I’ve had the chance to talk with countless high school students about the military, and every time I visit a classroom, the questions I hear are remarkably similar, and profoundly simple. They are questions that these kids will never hear a recruiter answer honestly, and they all boil down to: “What is it really like to be in the Army?”
When I first got out of the military in 2008, I went to file for unemployment in my hometown of Syracuse, NY, and was asked what I planned to do for work, now that I was done being a soldier.
“I’m going to write a book about the military!” I announced confidently to the interviewer. He was not visibly convinced, so I reassured him, “It’s going to be a bestseller!”
He gave me a look that said this day was already too long for an argument. Then he sighed, noted my answer, and approved my paperwork. I thanked him, and then set off on a road trip that led me all over the United States before bringing me back to Syracuse. After having done very little writing for several months, I went to see David Sedaris read from his newest book, When You Are Engulfed In Flames. After the reading, I waited in the two-hour line to speak to him. When it was my turn, I tripped over my words as I asked him if he had any inhibitions about writing such personal stories. Because I planned to write a book, I said, but was feeling hesitant about sharing certain details.
“I don’t think the things I write are all that personal,” he said, blowing my mind—he had just read stories about his family for two hours. How could that not be personal?
He laughed at my confusion. “I mean, I don’t write about things like sitting on the toilet or anything.” It would get easier over time, he assured me.
I said something to the effect of hoping it wouldn’t take too much time, because I really wanted to get this thing done.
“How old are you?” he asked me, packing up his table and preparing to head out into the December blizzard that had been raging all night around us.
“I’m 26,” I told him.

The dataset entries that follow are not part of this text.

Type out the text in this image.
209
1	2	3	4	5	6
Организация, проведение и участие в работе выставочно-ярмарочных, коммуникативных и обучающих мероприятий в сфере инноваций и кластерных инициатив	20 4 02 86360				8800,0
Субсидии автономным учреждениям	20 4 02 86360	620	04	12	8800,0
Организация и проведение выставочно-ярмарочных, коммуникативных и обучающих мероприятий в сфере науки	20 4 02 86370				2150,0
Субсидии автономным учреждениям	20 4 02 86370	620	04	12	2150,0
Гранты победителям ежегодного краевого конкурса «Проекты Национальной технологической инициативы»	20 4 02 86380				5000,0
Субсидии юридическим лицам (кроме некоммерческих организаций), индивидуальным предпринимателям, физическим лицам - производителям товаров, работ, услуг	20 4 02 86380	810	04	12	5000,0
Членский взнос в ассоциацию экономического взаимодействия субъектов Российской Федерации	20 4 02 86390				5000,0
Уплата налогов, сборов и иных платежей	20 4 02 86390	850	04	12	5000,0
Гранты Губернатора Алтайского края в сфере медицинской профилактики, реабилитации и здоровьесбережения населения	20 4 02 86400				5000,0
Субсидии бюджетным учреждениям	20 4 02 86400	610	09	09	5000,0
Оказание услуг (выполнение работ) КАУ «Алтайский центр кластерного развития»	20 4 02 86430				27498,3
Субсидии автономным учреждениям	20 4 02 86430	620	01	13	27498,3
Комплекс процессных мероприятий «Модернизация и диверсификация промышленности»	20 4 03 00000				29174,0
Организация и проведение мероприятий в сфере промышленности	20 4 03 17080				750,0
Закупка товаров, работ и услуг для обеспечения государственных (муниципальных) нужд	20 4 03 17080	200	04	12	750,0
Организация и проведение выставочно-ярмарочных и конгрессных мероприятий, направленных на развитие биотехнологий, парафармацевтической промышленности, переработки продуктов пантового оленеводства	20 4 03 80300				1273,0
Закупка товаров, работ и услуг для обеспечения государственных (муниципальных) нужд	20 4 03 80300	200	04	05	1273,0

I felt ancient already back then, war-worn from two deployments in three years, with a first failed marriage tucked securely under my belt. He just chuckled.
“Oh, you’ve got time,” he said with a smile as we put on our coats and walked out the theater doors into a wall of white flurry. “You’ve got time.”
Nearly fourteen years later, making the final edits on a book full of personal stories that are also not personal at all, it seems funny that my young self couldn’t wrap their head around this paradox, when my current self lives in it permanently. The book I’ve written comes from my experiences, but my story isn’t personal – it belongs to anyone who reads my words and feels them in their own head and heart. And it comes from not just my brain, but from anyone who’s ever asked about my military life.